Badra Koné justifie son patrimoine à la CRIEF : ‘’Je n’ai pas de maison, j’ai 9 parcelles à Mafèrinyah, 2 véhicules et 2 comptes bancaires’’

Après plus de 48 heures d’audition à la Direction centrale de la police judiciaire (DPJ), l’ancien président de la délégation spéciale de Matam, Badra Koné, a été placé sous mandat de dépôt à la Maison centrale de Conakry. Il est poursuivi, avec neuf coaccusés, dans une affaire portée devant la Cour de répression des infractions économiques et financières (CRIEF).

Le procureur spécial avait initialement estimé que le dossier devait être jugé en flagrant délit. Cependant, après plusieurs heures d’audience tendues et des débats houleux, ce mercredi 29 avril, le juge Alpha Camara a finalement rendu une décision.

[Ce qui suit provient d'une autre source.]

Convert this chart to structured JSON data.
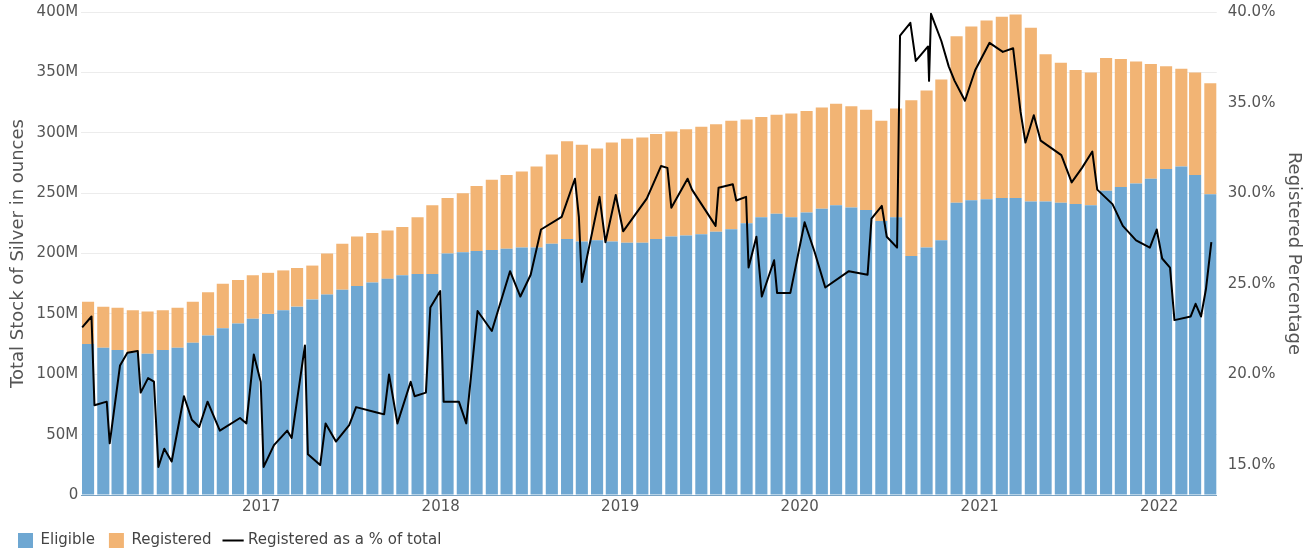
{
  "chart_data": {
    "type": "bar",
    "stacked": true,
    "ylabel": "Total Stock of Silver in ounces",
    "y2label": "Registered Percentage",
    "grid": "y",
    "legend": "bottom",
    "xlim": [
      "2016-01-01",
      "2022-04-28"
    ],
    "xticks": [
      "2017",
      "2018",
      "2019",
      "2020",
      "2021",
      "2022"
    ],
    "ylim": [
      0,
      400
    ],
    "yticks": [
      0,
      {
        "value": 50,
        "label": "50M"
      },
      {
        "value": 100,
        "label": "100M"
      },
      {
        "value": 150,
        "label": "150M"
      },
      {
        "value": 200,
        "label": "200M"
      },
      {
        "value": 250,
        "label": "250M"
      },
      {
        "value": 300,
        "label": "300M"
      },
      {
        "value": 350,
        "label": "350M"
      },
      {
        "value": 400,
        "label": "400M"
      }
    ],
    "y2lim": [
      13.35,
      40
    ],
    "y2ticks": [
      {
        "value": 15,
        "label": "15.0%"
      },
      {
        "value": 20,
        "label": "20.0%"
      },
      {
        "value": 25,
        "label": "25.0%"
      },
      {
        "value": 30,
        "label": "30.0%"
      },
      {
        "value": 35,
        "label": "35.0%"
      },
      {
        "value": 40,
        "label": "40.0%"
      }
    ],
    "x": [
      "2016-01-15",
      "2016-02-15",
      "2016-03-15",
      "2016-04-15",
      "2016-05-15",
      "2016-06-15",
      "2016-07-15",
      "2016-08-15",
      "2016-09-15",
      "2016-10-15",
      "2016-11-15",
      "2016-12-15",
      "2017-01-15",
      "2017-02-15",
      "2017-03-15",
      "2017-04-15",
      "2017-05-15",
      "2017-06-15",
      "2017-07-15",
      "2017-08-15",
      "2017-09-15",
      "2017-10-15",
      "2017-11-15",
      "2017-12-15",
      "2018-01-15",
      "2018-02-15",
      "2018-03-15",
      "2018-04-15",
      "2018-05-15",
      "2018-06-15",
      "2018-07-15",
      "2018-08-15",
      "2018-09-15",
      "2018-10-15",
      "2018-11-15",
      "2018-12-15",
      "2019-01-15",
      "2019-02-15",
      "2019-03-15",
      "2019-04-15",
      "2019-05-15",
      "2019-06-15",
      "2019-07-15",
      "2019-08-15",
      "2019-09-15",
      "2019-10-15",
      "2019-11-15",
      "2019-12-15",
      "2020-01-15",
      "2020-02-15",
      "2020-03-15",
      "2020-04-15",
      "2020-05-15",
      "2020-06-15",
      "2020-07-15",
      "2020-08-15",
      "2020-09-15",
      "2020-10-15",
      "2020-11-15",
      "2020-12-15",
      "2021-01-15",
      "2021-02-15",
      "2021-03-15",
      "2021-04-15",
      "2021-05-15",
      "2021-06-15",
      "2021-07-15",
      "2021-08-15",
      "2021-09-15",
      "2021-10-15",
      "2021-11-15",
      "2021-12-15",
      "2022-01-15",
      "2022-02-15",
      "2022-03-15",
      "2022-04-15"
    ],
    "series": [
      {
        "name": "Eligible",
        "color": "#6ea7d2",
        "values": [
          125,
          122,
          120,
          118,
          117,
          120,
          122,
          126,
          132,
          138,
          142,
          146,
          150,
          153,
          156,
          162,
          166,
          170,
          173,
          176,
          179,
          182,
          183,
          183,
          200,
          201,
          202,
          203,
          204,
          205,
          205,
          208,
          212,
          210,
          211,
          210,
          209,
          209,
          212,
          214,
          215,
          216,
          218,
          220,
          225,
          230,
          233,
          230,
          234,
          237,
          240,
          238,
          236,
          227,
          230,
          198,
          205,
          211,
          242,
          244,
          245,
          246,
          246,
          243,
          243,
          242,
          241,
          240,
          252,
          255,
          258,
          262,
          270,
          272,
          265,
          249
        ]
      },
      {
        "name": "Registered",
        "color": "#f2b474",
        "values": [
          35,
          34,
          35,
          35,
          35,
          33,
          33,
          34,
          36,
          37,
          36,
          36,
          34,
          33,
          32,
          28,
          34,
          38,
          41,
          41,
          40,
          40,
          47,
          57,
          46,
          49,
          54,
          58,
          61,
          63,
          67,
          74,
          81,
          80,
          76,
          82,
          86,
          87,
          87,
          87,
          88,
          89,
          89,
          90,
          86,
          83,
          82,
          86,
          84,
          84,
          84,
          84,
          83,
          83,
          90,
          129,
          130,
          133,
          138,
          144,
          148,
          150,
          152,
          144,
          122,
          116,
          111,
          110,
          110,
          106,
          101,
          95,
          85,
          81,
          85,
          92
        ]
      },
      {
        "name": "Registered as a % of total",
        "type": "line",
        "axis": "y2",
        "color": "#000000",
        "x": [
          "2016-01-03",
          "2016-01-22",
          "2016-01-28",
          "2016-02-22",
          "2016-02-28",
          "2016-03-20",
          "2016-04-04",
          "2016-04-25",
          "2016-05-01",
          "2016-05-16",
          "2016-05-28",
          "2016-06-06",
          "2016-06-18",
          "2016-07-03",
          "2016-07-28",
          "2016-08-13",
          "2016-08-28",
          "2016-09-14",
          "2016-10-09",
          "2016-11-19",
          "2016-12-02",
          "2016-12-17",
          "2016-12-31",
          "2017-01-06",
          "2017-01-27",
          "2017-02-23",
          "2017-03-04",
          "2017-03-31",
          "2017-04-06",
          "2017-05-01",
          "2017-05-12",
          "2017-06-02",
          "2017-06-29",
          "2017-07-13",
          "2017-08-24",
          "2017-09-08",
          "2017-09-18",
          "2017-10-05",
          "2017-11-01",
          "2017-11-09",
          "2017-12-02",
          "2017-12-11",
          "2017-12-31",
          "2018-01-07",
          "2018-02-07",
          "2018-02-22",
          "2018-03-17",
          "2018-04-15",
          "2018-05-22",
          "2018-06-12",
          "2018-07-03",
          "2018-07-24",
          "2018-09-04",
          "2018-10-01",
          "2018-10-09",
          "2018-10-15",
          "2018-11-20",
          "2018-12-02",
          "2018-12-23",
          "2019-01-07",
          "2019-02-24",
          "2019-03-25",
          "2019-04-07",
          "2019-04-15",
          "2019-05-18",
          "2019-05-27",
          "2019-07-14",
          "2019-07-20",
          "2019-08-18",
          "2019-08-25",
          "2019-09-14",
          "2019-09-19",
          "2019-10-05",
          "2019-10-16",
          "2019-11-10",
          "2019-11-16",
          "2019-12-13",
          "2020-01-11",
          "2020-02-01",
          "2020-02-22",
          "2020-04-10",
          "2020-05-18",
          "2020-05-26",
          "2020-06-16",
          "2020-06-26",
          "2020-07-17",
          "2020-07-23",
          "2020-08-13",
          "2020-08-24",
          "2020-09-18",
          "2020-09-20",
          "2020-09-24",
          "2020-10-15",
          "2020-10-30",
          "2020-11-11",
          "2020-12-02",
          "2020-12-23",
          "2021-01-21",
          "2021-02-17",
          "2021-03-10",
          "2021-03-25",
          "2021-04-04",
          "2021-04-21",
          "2021-05-05",
          "2021-06-16",
          "2021-07-07",
          "2021-07-28",
          "2021-08-18",
          "2021-08-28",
          "2021-09-28",
          "2021-10-19",
          "2021-11-15",
          "2021-12-13",
          "2021-12-27",
          "2022-01-07",
          "2022-01-23",
          "2022-02-01",
          "2022-03-06",
          "2022-03-16",
          "2022-03-27",
          "2022-04-06",
          "2022-04-17"
        ],
        "values": [
          22.6,
          23.2,
          18.3,
          18.5,
          16.2,
          20.5,
          21.2,
          21.3,
          19.0,
          19.8,
          19.6,
          14.9,
          15.9,
          15.2,
          18.8,
          17.5,
          17.1,
          18.5,
          16.9,
          17.6,
          17.3,
          21.1,
          19.6,
          14.9,
          16.1,
          16.9,
          16.5,
          21.6,
          15.6,
          15.0,
          17.3,
          16.3,
          17.2,
          18.2,
          17.9,
          17.8,
          20.0,
          17.3,
          19.6,
          18.8,
          19.0,
          23.7,
          24.6,
          18.5,
          18.5,
          17.3,
          23.5,
          22.4,
          25.7,
          24.3,
          25.5,
          28.0,
          28.7,
          30.8,
          28.7,
          25.1,
          29.8,
          27.3,
          29.9,
          27.9,
          29.7,
          31.5,
          31.4,
          29.2,
          30.8,
          30.2,
          28.2,
          30.3,
          30.5,
          29.6,
          29.8,
          25.9,
          27.6,
          24.3,
          26.3,
          24.5,
          24.5,
          28.4,
          26.7,
          24.8,
          25.7,
          25.5,
          28.6,
          29.3,
          27.6,
          27.0,
          38.7,
          39.4,
          37.3,
          38.1,
          36.2,
          39.9,
          38.4,
          37.0,
          36.2,
          35.1,
          36.8,
          38.3,
          37.8,
          38.0,
          34.5,
          32.8,
          34.3,
          32.9,
          32.1,
          30.6,
          31.4,
          32.3,
          30.2,
          29.4,
          28.2,
          27.4,
          27.0,
          28.0,
          26.4,
          25.9,
          23.0,
          23.2,
          23.9,
          23.2,
          24.7,
          27.3
        ]
      }
    ]
  }
}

Le magistrat a ordonné que les prévenus ne soient pas jugés en flagrant délit, mais plutôt renvoyés devant la chambre d’instruction. Désormais, Badra Koné et ses neuf coaccusés seront entendus par un juge d’instruction qui devra déterminer la suite à donner à la procédure, notamment leur éventuel renvoi devant la chambre de jugement.

A la barre, Badra Aliou Koné a été amené à justifier son patrimoine. ‘’Je n’ai pas de maison, mais j’ai 9 parcelles à Maférinyah achetées en 2011 à 3 millions de francs guinéens. J’ai 2 véhicules. Je n’ai pas de maison. J’ai deux comptes bancaires, l’un à la BISC et l’autre à UBA. Quand j’ai tiré le dernier solde, je pense que je devais être à 120 millions à UBA et je reste devoir 1,5 million GNF à la BISC’’, a-t-il déclaré.

L’accusé a par ailleurs tenu à préciser qu’il n’a jamais participé au processus d’attribution des marchés publics mis en cause. ‘’Je voudrais préciser que je n’ai même pas été membre de la commission. Ça m’a même trouvé à l’époque où j’étais à Paris. Quand l’appel d’offres a été fait, moi, j’étais à Paris’’, a-t-il souligné.

À la suite de son audition et de ses déclarations, le juge Alpha Camara a suspendu l’audience avant de rendre sa décision. L’affaire quitte ainsi le cadre du flagrant délit pour entrer dans une phase d’instruction approfondie.

Cette étape permettra d’examiner plus en détail les charges retenues contre Badra Koné et ses coaccusés, et de déterminer s’ils devront comparaître ou non devant la chambre de jugement de la CRIEF.